Struggling/anyone else! May trigger!!

iVillage Member
Registered: 03-25-2003
Struggling/anyone else! May trigger!!
3
Tue, 08-03-2004 - 12:25am
Hi Everyone:

For the past days I have been struggling, I can't pinpoint why. I can't get my mine of Purging.

I have been in recovery for a while but ever once in a while I have strong urges! Does anyone else have those urges ever once in a while. My husband is losing weight and it is making me want to start some of my old behaviors. He needs to lose weight for health reasons but why does it have to trigger me? I haven't even told him how much I have been wanting to not eat or do something drastic buy those things we don't need just to start losing weight. I really need to shake this feeling!
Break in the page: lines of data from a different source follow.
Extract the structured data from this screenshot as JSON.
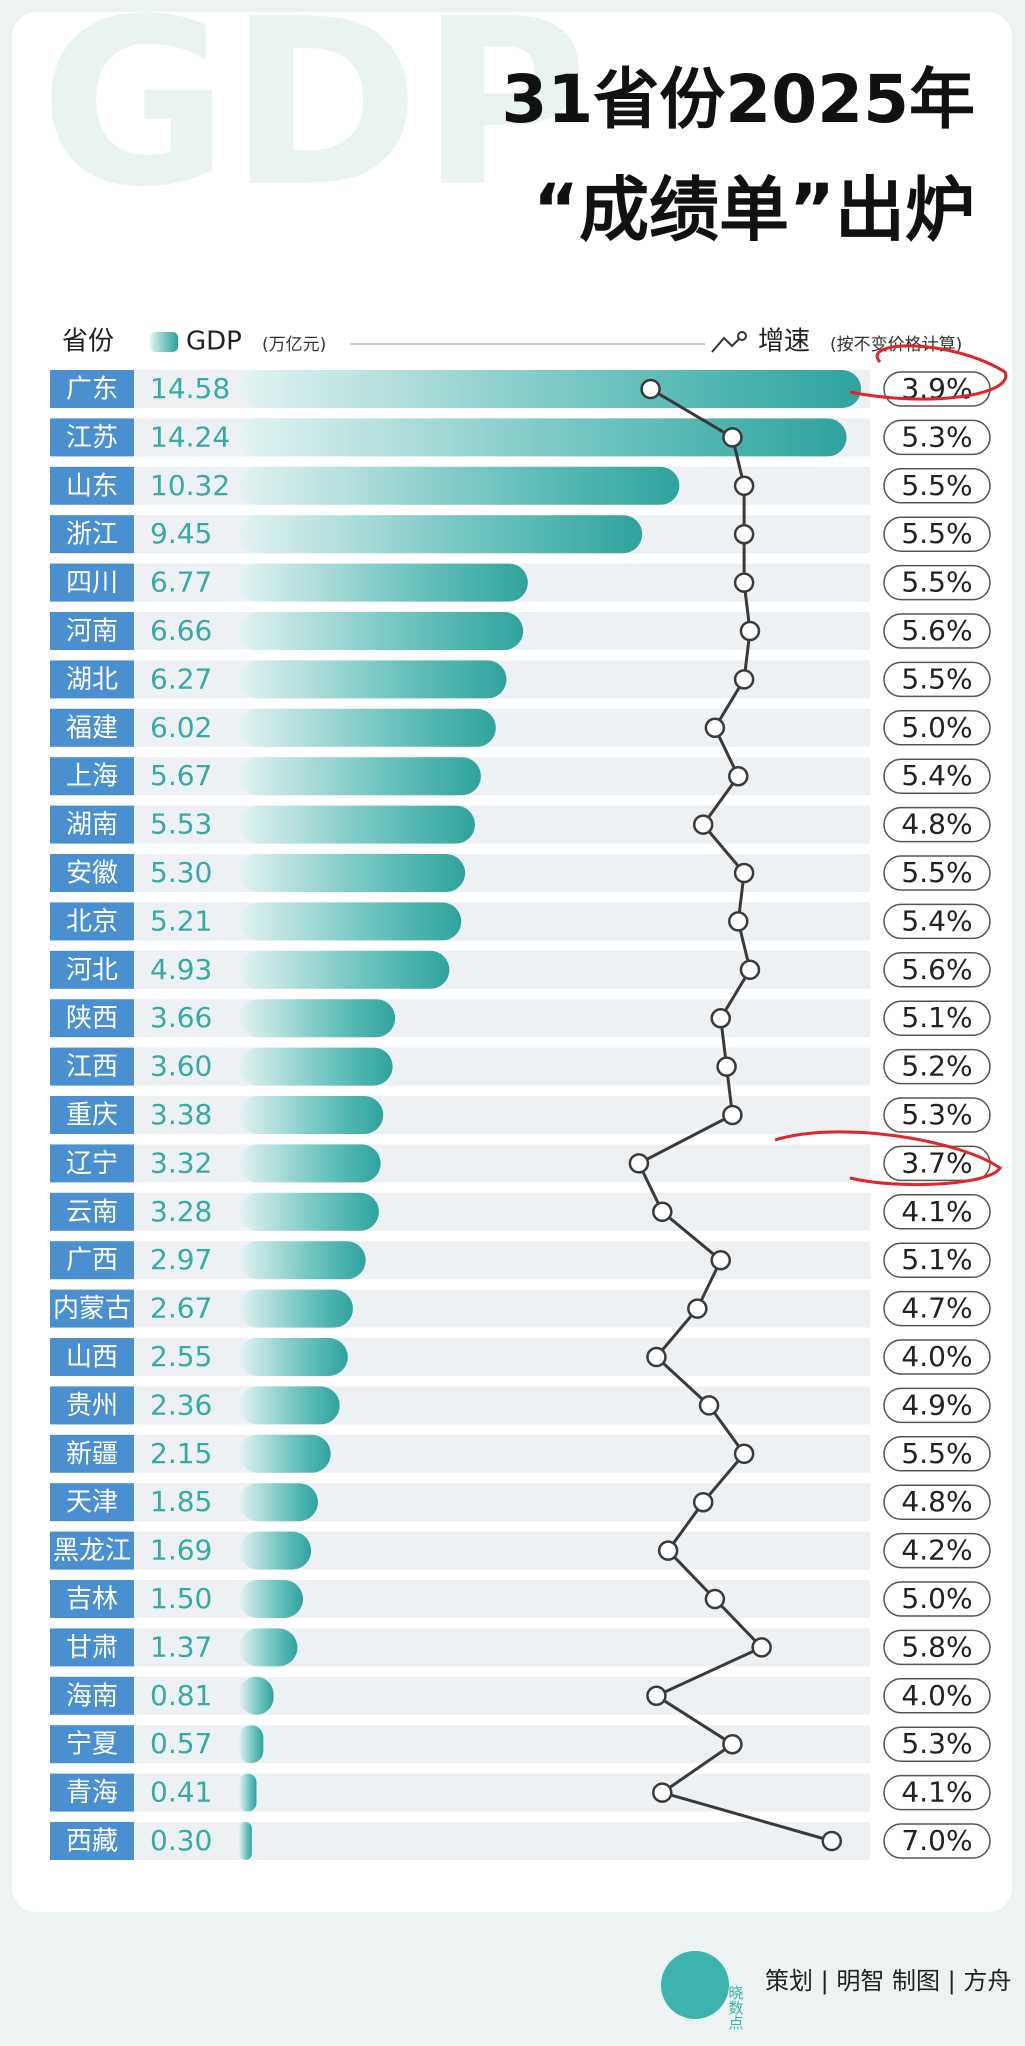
{
  "chart_data": {
    "type": "bar",
    "watermark": "GDP",
    "title": "31省份2025年",
    "subtitle": "“成绩单”出炉",
    "category_header": "省份",
    "categories": [
      "广东",
      "江苏",
      "山东",
      "浙江",
      "四川",
      "河南",
      "湖北",
      "福建",
      "上海",
      "湖南",
      "安徽",
      "北京",
      "河北",
      "陕西",
      "江西",
      "重庆",
      "辽宁",
      "云南",
      "广西",
      "内蒙古",
      "山西",
      "贵州",
      "新疆",
      "天津",
      "黑龙江",
      "吉林",
      "甘肃",
      "海南",
      "宁夏",
      "青海",
      "西藏"
    ],
    "xlim": [
      0,
      15
    ],
    "x2lim": [
      3,
      7.5
    ],
    "series": [
      {
        "name": "GDP",
        "unit": "(万亿元)",
        "type": "bar",
        "color": "#35aba5",
        "values": [
          14.58,
          14.24,
          10.32,
          9.45,
          6.77,
          6.66,
          6.27,
          6.02,
          5.67,
          5.53,
          5.3,
          5.21,
          4.93,
          3.66,
          3.6,
          3.38,
          3.32,
          3.28,
          2.97,
          2.67,
          2.55,
          2.36,
          2.15,
          1.85,
          1.69,
          1.5,
          1.37,
          0.81,
          0.57,
          0.41,
          0.3
        ],
        "value_labels": [
          "14.58",
          "14.24",
          "10.32",
          "9.45",
          "6.77",
          "6.66",
          "6.27",
          "6.02",
          "5.67",
          "5.53",
          "5.30",
          "5.21",
          "4.93",
          "3.66",
          "3.60",
          "3.38",
          "3.32",
          "3.28",
          "2.97",
          "2.67",
          "2.55",
          "2.36",
          "2.15",
          "1.85",
          "1.69",
          "1.50",
          "1.37",
          "0.81",
          "0.57",
          "0.41",
          "0.30"
        ]
      },
      {
        "name": "增速",
        "unit": "(按不变价格计算)",
        "type": "line",
        "color": "#3a3a3a",
        "values": [
          3.9,
          5.3,
          5.5,
          5.5,
          5.5,
          5.6,
          5.5,
          5.0,
          5.4,
          4.8,
          5.5,
          5.4,
          5.6,
          5.1,
          5.2,
          5.3,
          3.7,
          4.1,
          5.1,
          4.7,
          4.0,
          4.9,
          5.5,
          4.8,
          4.2,
          5.0,
          5.8,
          4.0,
          5.3,
          4.1,
          7.0
        ],
        "value_labels": [
          "3.9%",
          "5.3%",
          "5.5%",
          "5.5%",
          "5.5%",
          "5.6%",
          "5.5%",
          "5.0%",
          "5.4%",
          "4.8%",
          "5.5%",
          "5.4%",
          "5.6%",
          "5.1%",
          "5.2%",
          "5.3%",
          "3.7%",
          "4.1%",
          "5.1%",
          "4.7%",
          "4.0%",
          "4.9%",
          "5.5%",
          "4.8%",
          "4.2%",
          "5.0%",
          "5.8%",
          "4.0%",
          "5.3%",
          "4.1%",
          "7.0%"
        ]
      }
    ]
  },
  "footer": {
    "logo": "晓数点",
    "credits": "策划 | 明智  制图 | 方舟"
  }
}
I tried to contact a new therapist and am looking for a sponsor. My old therapist has been great but she has gotten too close to me and now its hard for her to be diplomatic. We use to go to the same church.

Any suggestions please write I want to shake this feeling.

Sue

iVillage Member
Registered: 03-25-2003
Tue, 08-03-2004 - 7:26am

Hi Sue,


I am sorry you are struggling right now. Yes, I still do get ED thoughts at times, but not quite as bad as you are describing and mostly for me it's about restricting. But then I remind myself to 'do the right thing' and that would be to nourish my body (or keep the food down). When you get those thoughts, try to focus on doing the right thing and question what might be going on emotionally that would make you want to focus on food, eating, purging, etc.


Trying to find a good therapist sounds like a great idea. Although my recovery is pretty good right now, I continue to see my therapist at least every other week. There are times I think I have all my past issues worked out, and then we uncover something in a session. And finding a sponsor to work the 12 steps is awesome, too, in addition to finding a therapist. Check out this website http://www.olivebranchoutreach.com/

Love & hugs, Kristina

iVillage Member
Registered: 03-25-2003
Tue, 08-03-2004 - 8:16am
Hi Kristine:

Thanks for replying. I love the Lord so much but why is it so hard to trust him for complete recovery. He is good and faithful and loves us unconditionally.

I know this will past. Thanks for hanging with me all these years when I was a CL and now. I appreciate your replys. I just want to get in complete recovery and never worry about the ED again. I am hoping to find a sponsor and I want to completely work the 12 steps. I am sorry I am talking so much guess I just need to Let go and Let God. I think I will read the book you are reading.

Thanks Sue

iVillage Member
Registered: 07-24-2004
Wed, 08-04-2004 - 2:29pm
I was in a similar situation once. I was dating a guy who had lost a large amount of weight, but he still thought that he was fat. He was originally 190 lbs at 6'2", and after he lost weight, he was a sickly 155 lbs at the same height. He exercised all the time and watched what he ate like crazy. It drove me nuts, and made me start some of my old eating disorder behaviors. He would always say things like, "If you buy me clothes, make sure that you don't get me anything with horizontal stripes because they make me look fat," even though he was way too thin. He looked better when he weighed more, and I would try to remind myself that, but it was still really hard because I wanted to have the satisfaction of losing a large amount of weight like he had. I'm not dating him anymore, and for the most part, I've been feeling much better. I'm definitely NOT saying that you should divorce your husband over this, so please don't think that! I realize that he is probably losing weight for health reasons. My ex-boyfriend was just sick. I honestly think that he was anorexic, and it made me want to be anorexic again, too.